Let’s begin with conflicts of interest. Does Abela commit to ending the practice of backbench MPs being given roles in the Executive? He doesn’t need to end it overnight. But is he ready to commit to putting a stop to it by the end of this legislature?
Does he agree with the topsy-turvy hierarchy in the civil service? Currently, the top civil servant can also serve under a permanent secretary who serves under him…
Let’s go on to accountability. Does Abela guarantee that this year the ministerial declarations of income and assets will all be filed on time?

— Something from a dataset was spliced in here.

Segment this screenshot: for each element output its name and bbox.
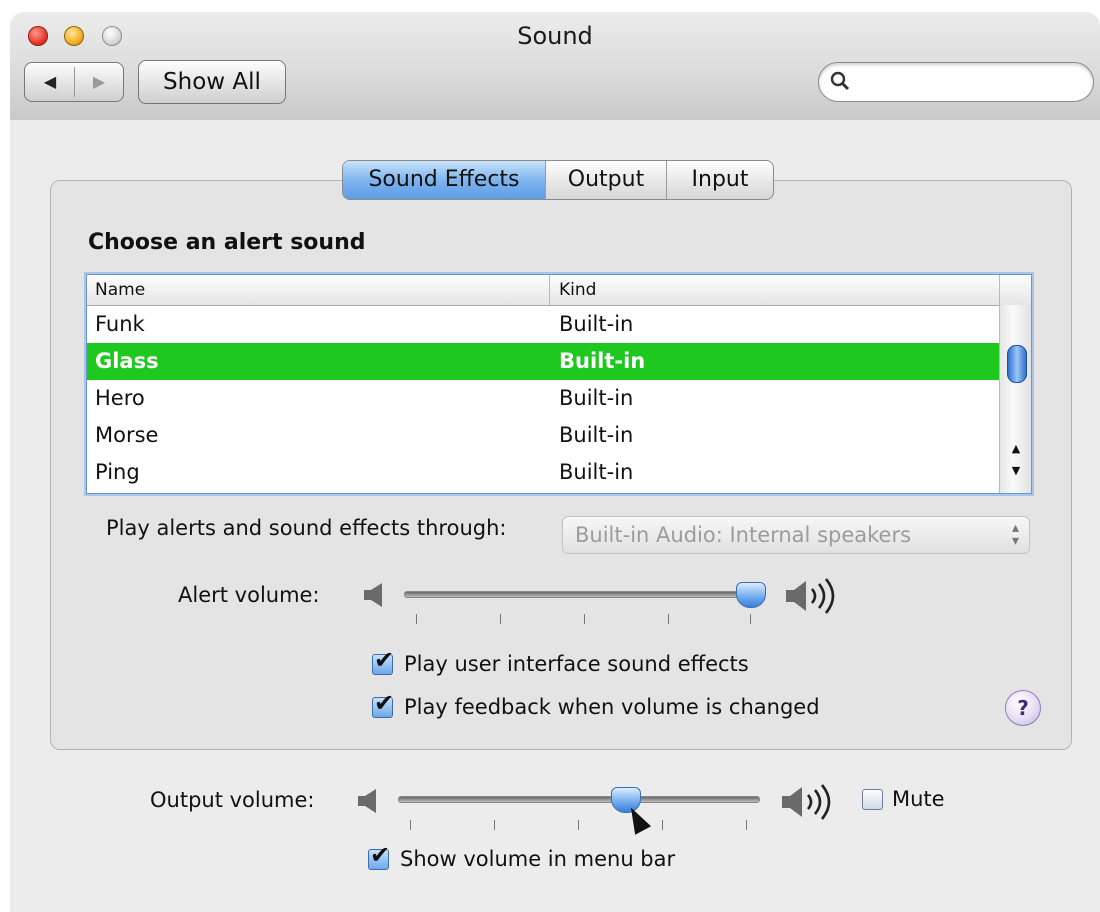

Will they all conform to the same rules – unlike some previous years when, depending on what was more convenient, one minister included his wife’s income and another didn’t?
Does Abela commit to investigating why Konrad Mizzi’s ministerial direct orders were published so late (if all of them even were), breaking the law?
Will we be given a report of Sai Mizzi’s work to date – and when? This can’t be difficult if her work is already being accounted for.
Next, some questions about transparency. Does the prime minister commit to punishing any minister, public official or civil servant who does not use government servers and email for government-related work?
Will Freedom of Information requests be treated seriously? The Muscat government treated them evasively. Any information divulged was the exception rather than the rule. Should we look forward to further routine denials on the basis of ‘commercial sensitivity’? There’s plenty to indicate that was a euphemism for, ‘How I raid the public coffers is a proprietary professional secret and none of your business’.
And let’s just end, for now, on freedom of expression. Will the Department of Information respect the law and include all media organisations when issuing statements?
Does Abela, as Labour leader, commit not to use partisan online armies for cyberbullying and doxing (giving out the personal information of a target)?
None of these questions requires anything more than a promise and, sometimes, a deadline. They require no thought, only political decency. They ask if Abela is ready to follow the minimum standard practices of governments committed to accountability, transparency, separation of powers and freedom of expression. No institutional reform is required; only reform of behaviour.
The questions ask for the information we need to make an informed choice at the next, probably imminent, general election. If we don’t have the self-respect to insist we deserve the answers, we need not wonder why we’re given scant respect by our politicians.